In June, 300 people gathered at Tsukuba Shrine to plant and mulch 1,000 seedlings on a roughly 500-square meter site. While the new saplings barely rise past the knees of volunteers, trees at a nearby spot planted four years earlier stand over eight meters tall between straight, red-barked columns of cedar and cypress. The soil underfoot is littered with leaves and tiny seedlings while birds and butterflies bustle overhead in the branches of shirakashi (bamboo-leaf oak), sudaji (chinquapin oak), yamazakura (mountain cherry) and yabutsubaki (Japanese camelia).
That dense weave of roots and trees is also what Makoto Nikkawa, organizer of Tohoku-based Mori No Project, was looking to bring up to Japan’s northeast. Spurred by the 2011 quake, Miyawaki enlisted Nikkawa and others to create a natural sea wall to check the power of tsunamis that regularly pummel this part of the coast. In addition to mitigating incoming waves, Miyawaki forests also stem the flow of debris back out to sea when the water retreats.
Begun in 2013, 10-meter-wide plantings in the towns of Iwanuma and Yamada, Iwate Prefecture, and Minami-Soma, Fukushima Prefecture, now flourish along the shore.
“If we plant and protect them,” says Nikkawa, “these natural forests will also protect us. They are part of our tradition and culture.”
That cultural legacy is what drew Kiyokazu Kusayama, chief priest of Izumo Taisha Sagamibushi in Hadano, Kanagawa Prefecture, to the Miyawaki method.
“After World War II, people associated the word for native forests, chinjunomori, with the armed forces and fighting because chinju also means military,” he says. “But native forests are the heart and soul of our culture. They are where diverse gods are enshrined, where the roots of Japanese culture and mentality are found. I wanted to change that perception, so I went to Dr. Miyawaki for help.”

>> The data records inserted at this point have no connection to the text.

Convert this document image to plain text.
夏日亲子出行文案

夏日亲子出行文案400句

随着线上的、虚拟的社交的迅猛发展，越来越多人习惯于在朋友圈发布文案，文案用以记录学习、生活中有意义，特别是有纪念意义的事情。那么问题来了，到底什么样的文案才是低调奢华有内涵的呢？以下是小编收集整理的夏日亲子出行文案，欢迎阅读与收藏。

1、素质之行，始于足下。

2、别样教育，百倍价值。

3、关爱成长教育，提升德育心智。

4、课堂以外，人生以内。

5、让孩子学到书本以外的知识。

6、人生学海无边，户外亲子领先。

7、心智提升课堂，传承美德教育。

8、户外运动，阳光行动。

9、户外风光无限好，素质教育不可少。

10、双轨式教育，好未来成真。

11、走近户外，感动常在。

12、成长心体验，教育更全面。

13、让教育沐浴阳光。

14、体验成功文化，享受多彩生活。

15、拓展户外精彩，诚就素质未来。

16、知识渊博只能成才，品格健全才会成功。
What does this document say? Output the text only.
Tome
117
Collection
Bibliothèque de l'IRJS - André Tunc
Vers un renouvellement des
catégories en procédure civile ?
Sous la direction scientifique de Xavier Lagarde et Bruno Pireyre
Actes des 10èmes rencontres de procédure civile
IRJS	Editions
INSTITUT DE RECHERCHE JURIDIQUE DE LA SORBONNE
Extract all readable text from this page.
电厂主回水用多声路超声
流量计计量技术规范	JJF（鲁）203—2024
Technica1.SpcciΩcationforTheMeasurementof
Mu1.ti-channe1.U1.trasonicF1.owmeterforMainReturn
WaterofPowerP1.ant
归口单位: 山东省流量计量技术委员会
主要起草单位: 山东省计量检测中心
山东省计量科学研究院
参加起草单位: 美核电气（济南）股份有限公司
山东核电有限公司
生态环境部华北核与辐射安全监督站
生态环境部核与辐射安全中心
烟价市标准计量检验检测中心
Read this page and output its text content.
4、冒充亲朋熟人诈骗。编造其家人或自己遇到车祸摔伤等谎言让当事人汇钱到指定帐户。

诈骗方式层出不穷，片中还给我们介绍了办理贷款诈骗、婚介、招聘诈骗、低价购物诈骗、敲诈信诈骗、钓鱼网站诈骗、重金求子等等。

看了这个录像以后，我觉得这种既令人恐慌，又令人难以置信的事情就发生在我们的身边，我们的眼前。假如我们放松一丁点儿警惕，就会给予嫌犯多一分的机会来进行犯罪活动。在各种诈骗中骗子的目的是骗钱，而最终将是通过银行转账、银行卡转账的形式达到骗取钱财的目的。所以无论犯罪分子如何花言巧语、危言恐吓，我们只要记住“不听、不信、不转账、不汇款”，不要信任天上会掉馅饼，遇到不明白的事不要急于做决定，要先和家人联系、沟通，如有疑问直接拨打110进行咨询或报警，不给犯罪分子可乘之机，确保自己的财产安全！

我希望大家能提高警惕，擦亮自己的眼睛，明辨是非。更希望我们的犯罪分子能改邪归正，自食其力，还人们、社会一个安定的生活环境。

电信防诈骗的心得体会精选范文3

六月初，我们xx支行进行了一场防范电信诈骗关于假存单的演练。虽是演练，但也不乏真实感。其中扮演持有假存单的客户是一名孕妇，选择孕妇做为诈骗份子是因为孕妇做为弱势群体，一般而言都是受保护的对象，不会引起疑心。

In 2007, Kusayama and over 200 volunteers planted Hadano’s first Miyawaki forest along the west side of his shrine as a 3,000 square meter buffer between it and a busy road and train crossing. Seventeen years later, more than 30 different species of trees rise as high as 20 meters on either side of a narrow path and waterway. Sunlight filters into the cool interior through leaves that rustle with birds and cool breezes while children on their way home from school search the stream for insects. Kusayama reports he has already seen fireflies this year.
Since then, he and the community have planted forests at schools, a hospital, along a major highway and at the site of a former garbage dump where a researcher plans to measure the amount of carbon dioxide absorbed over the course of five years. For Kusayama, each planting restores and deepens a connection between his community and nature that he believes will grow into the future.
“When people help with planting a forest, they become aware of the importance of trees and are more concerned about the environment,” he says. “It plants the green in their hearts.”